Kessler was iemand die het natuurlijk nooit over de ‘kunst van het genieten’ had. Kennelijk wist hij instinctief dat het meeste genoten wordt door mensen die het er niet voortdurend over hebben. Dat zijn de praktische, stille genieters die geen hedonistische rekenmachine bij zich dragen waarmee op elk verstolen moment de calculus van het genot wordt opgemaakt.
Dat is nu wel anders: er zijn nog nooit zoveel boeken en tijdschriften over de kunst van het genieten verschenen als in deze tijd: Genieten is geen zonde, Actief genieten, Heerlijk genieten van groene thee, Het grote genieten, De praktijk van het genieten, Glutenvrij genieten, Puur genieten, Samen genieten, Grenzeloos genieten, Natuurlijk genieten, Genieten van Gods nabijheid, Gezond genieten met Sonja. Het is een orgiastische hoeveelheid, en toch is het maar een losse greep.
Alle onbevangenheid is teloor gegaan nu genieten tot een obsessie is geworden. Er wordt zoveel over gepraat en geschreven dat het is alsof genot eenvoudig ergens gekocht kan worden. Maar zelfs de meest productieve en grootste pleitbezorger van het hedonisme, de Franse filosoof Michel Onfray, moet zijn betogende boeken herhaaldelijk onderbreken om zijn lezers er toch echt aan te herinneren dat genieten niet, zoals de Italianen zeggen, piacere senza pena is: dat ze niet moeten denken dat genot bestaat zonder de moeite die ervoor gedaan moet worden. ‘Wat zou het genot inhouden als het totaal niet vormgegeven zou worden door bewustzijn, rede, cultuur en reflectie,’ schrijft hij in Antieke wijsgeren, zijn overzicht van genotzuchtige filosofen in vroeger tijden. Geen enkele vrolijke wetenschap, ook de filosofie van het hedonisme niet, is vrij van de tragische opvatting van de werkelijkheid, schrijft hij. Maar die tragiek staat de intensivering van het leven door gretigheid, nieuwsgierigheid en hartstocht niet in de weg. Die worden er zelfs des te noodzakelijker door.
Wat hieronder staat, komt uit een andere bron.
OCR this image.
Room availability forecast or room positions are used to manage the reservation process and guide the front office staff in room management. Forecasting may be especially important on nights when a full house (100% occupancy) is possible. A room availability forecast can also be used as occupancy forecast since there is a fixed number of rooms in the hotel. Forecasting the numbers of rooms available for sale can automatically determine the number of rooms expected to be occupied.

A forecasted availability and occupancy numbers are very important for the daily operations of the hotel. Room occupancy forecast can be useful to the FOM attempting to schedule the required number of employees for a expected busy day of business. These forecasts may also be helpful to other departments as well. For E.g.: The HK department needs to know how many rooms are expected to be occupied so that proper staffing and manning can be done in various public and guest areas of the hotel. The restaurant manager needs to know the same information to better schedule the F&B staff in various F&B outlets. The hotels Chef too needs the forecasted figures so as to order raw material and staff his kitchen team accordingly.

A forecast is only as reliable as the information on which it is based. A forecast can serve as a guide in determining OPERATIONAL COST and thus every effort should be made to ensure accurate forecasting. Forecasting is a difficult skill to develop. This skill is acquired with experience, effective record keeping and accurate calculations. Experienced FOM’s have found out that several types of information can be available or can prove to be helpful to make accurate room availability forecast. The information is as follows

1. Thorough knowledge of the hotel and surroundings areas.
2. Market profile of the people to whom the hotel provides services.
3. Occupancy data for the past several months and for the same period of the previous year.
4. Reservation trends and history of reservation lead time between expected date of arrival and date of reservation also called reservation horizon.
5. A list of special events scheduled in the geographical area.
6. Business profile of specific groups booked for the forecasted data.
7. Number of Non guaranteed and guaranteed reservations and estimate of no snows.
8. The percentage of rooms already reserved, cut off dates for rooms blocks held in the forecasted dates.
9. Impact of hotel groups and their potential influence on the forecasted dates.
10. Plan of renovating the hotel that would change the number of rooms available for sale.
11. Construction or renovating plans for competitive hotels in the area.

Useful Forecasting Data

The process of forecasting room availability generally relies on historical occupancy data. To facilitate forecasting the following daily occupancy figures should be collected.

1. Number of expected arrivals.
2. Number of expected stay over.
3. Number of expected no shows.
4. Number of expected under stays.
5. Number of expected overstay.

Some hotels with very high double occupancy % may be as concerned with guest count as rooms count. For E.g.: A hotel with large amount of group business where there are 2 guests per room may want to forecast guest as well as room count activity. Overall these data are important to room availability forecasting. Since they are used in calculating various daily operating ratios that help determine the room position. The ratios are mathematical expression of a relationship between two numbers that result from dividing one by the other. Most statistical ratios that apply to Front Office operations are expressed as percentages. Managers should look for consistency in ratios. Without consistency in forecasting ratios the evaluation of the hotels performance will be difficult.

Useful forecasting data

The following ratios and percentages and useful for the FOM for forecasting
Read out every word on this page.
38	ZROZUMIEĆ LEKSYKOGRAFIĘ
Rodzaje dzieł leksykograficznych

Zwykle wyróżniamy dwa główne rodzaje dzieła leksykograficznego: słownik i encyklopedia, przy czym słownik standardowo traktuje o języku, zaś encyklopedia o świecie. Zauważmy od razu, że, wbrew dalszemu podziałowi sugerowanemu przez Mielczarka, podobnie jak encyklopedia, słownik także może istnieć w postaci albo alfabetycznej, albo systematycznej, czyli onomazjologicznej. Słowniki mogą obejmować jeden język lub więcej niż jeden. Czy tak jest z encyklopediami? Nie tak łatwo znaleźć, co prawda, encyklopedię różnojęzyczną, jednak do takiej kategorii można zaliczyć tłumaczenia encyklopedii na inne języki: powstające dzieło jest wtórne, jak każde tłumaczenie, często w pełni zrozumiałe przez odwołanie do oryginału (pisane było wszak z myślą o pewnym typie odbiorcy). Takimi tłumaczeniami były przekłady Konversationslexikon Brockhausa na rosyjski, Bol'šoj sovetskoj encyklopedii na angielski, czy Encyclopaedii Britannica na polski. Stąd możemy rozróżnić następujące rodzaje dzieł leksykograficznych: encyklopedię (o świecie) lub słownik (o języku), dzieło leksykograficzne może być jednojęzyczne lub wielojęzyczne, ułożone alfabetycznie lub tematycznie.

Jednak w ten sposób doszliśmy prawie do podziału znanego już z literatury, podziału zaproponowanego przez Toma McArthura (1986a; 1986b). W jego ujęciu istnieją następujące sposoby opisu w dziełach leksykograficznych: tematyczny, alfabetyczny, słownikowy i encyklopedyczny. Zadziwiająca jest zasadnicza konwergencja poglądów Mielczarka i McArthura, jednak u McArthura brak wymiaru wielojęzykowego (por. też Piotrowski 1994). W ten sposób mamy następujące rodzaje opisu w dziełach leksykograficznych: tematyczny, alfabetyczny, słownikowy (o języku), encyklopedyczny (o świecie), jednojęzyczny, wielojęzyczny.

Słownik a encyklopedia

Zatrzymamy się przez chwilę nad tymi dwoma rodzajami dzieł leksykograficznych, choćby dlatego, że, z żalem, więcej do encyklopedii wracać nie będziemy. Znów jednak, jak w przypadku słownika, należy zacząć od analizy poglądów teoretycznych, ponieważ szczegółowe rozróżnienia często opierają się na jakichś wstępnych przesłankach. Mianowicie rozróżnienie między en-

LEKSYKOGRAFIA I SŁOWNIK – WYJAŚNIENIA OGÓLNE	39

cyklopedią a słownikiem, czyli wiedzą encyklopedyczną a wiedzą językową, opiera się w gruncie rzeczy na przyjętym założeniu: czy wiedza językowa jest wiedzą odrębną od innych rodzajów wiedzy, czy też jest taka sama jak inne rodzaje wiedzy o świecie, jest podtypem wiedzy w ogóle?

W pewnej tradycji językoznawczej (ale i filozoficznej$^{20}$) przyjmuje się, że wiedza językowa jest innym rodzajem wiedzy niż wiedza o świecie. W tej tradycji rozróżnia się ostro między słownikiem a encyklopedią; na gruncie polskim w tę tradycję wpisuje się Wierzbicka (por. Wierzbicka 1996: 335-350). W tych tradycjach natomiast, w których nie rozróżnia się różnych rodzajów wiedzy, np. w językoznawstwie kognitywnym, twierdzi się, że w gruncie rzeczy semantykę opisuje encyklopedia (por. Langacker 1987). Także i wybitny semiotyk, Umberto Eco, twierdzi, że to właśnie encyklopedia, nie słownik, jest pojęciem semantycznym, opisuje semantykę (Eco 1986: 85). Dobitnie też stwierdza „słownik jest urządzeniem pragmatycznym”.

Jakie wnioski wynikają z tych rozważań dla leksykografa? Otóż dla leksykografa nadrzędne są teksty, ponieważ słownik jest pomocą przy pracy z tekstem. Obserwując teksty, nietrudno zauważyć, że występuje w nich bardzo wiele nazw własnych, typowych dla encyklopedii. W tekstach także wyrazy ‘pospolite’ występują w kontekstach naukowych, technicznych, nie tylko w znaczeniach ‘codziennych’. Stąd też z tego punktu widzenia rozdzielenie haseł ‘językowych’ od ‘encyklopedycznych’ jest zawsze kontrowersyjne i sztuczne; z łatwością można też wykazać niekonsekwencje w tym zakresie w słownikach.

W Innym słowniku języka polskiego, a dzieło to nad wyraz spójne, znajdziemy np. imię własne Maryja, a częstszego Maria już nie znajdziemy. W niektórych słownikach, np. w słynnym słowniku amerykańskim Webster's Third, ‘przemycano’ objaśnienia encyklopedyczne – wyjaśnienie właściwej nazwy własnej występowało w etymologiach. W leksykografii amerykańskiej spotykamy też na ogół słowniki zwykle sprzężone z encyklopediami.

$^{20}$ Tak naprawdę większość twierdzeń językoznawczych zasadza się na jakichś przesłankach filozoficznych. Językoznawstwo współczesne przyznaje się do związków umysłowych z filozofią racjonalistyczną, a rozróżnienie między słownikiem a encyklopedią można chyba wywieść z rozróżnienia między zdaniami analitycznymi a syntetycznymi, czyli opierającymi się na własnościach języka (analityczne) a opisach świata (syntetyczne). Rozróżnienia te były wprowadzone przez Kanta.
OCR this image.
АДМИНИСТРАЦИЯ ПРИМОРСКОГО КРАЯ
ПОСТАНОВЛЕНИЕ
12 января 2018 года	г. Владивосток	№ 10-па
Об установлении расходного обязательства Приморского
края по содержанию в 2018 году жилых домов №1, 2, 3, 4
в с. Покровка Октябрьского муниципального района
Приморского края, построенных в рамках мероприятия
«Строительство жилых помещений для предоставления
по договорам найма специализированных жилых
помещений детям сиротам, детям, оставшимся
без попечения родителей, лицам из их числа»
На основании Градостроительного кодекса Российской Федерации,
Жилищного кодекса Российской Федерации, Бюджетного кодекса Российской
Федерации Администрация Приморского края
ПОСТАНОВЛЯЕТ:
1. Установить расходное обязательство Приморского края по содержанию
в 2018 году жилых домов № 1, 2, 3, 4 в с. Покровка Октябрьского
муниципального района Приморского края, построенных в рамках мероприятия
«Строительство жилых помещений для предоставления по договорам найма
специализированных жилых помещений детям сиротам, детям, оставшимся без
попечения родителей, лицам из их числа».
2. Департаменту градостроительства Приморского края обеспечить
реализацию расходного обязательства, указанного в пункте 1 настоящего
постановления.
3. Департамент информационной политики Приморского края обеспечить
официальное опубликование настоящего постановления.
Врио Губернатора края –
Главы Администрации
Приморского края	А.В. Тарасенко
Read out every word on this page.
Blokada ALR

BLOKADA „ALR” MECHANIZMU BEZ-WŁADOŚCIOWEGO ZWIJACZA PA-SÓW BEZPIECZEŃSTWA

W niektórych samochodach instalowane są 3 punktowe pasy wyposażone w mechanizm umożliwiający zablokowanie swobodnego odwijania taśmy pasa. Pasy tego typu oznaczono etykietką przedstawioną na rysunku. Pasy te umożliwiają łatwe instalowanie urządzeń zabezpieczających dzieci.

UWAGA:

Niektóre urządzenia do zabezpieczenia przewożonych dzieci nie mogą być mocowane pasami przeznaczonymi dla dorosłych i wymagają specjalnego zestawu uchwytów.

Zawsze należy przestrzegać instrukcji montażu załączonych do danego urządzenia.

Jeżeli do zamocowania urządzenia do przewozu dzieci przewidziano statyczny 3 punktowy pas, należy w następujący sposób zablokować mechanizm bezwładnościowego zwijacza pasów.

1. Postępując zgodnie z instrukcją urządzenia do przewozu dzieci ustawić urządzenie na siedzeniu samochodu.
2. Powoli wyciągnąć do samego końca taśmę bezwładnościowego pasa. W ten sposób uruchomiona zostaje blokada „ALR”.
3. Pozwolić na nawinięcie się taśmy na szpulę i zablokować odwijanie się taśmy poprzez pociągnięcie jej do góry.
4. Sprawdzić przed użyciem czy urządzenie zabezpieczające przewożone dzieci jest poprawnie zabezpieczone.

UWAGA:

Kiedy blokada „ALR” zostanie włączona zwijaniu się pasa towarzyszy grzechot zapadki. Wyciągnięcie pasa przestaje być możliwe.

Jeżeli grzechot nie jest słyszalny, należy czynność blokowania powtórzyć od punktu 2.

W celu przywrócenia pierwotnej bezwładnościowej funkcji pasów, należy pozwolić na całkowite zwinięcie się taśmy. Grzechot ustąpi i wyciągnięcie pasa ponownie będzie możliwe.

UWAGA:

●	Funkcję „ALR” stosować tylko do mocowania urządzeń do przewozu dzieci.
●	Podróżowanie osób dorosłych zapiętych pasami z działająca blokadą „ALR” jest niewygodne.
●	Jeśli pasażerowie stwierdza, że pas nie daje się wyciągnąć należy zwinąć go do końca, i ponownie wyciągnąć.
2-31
De helft van het jaar moest Diderots geliefde Sophie Volland met haar moeder naar hun huis ver weg op het platteland. Een geluk bij dit ongeluk van Diderot is dat wij nu beschikken over de schitterende brieven die zij van hem kreeg. Maar voor hemzelf was het minder leuk: al die tijd dat ze niet in zijn buurt was, maakte Diderot op zijn vrienden de indruk ‘alsof hij voortdurend op zoek was naar iets dat hij kwijt was’. Dat was ook zo: hij was de bron van zijn genot kwijt. Maar des te groter het genot wanneer ze weer wel in de buurt was. ‘Door het dragen van een smart kan een groter genot geboren worden,’ zoals Epicurus al zei.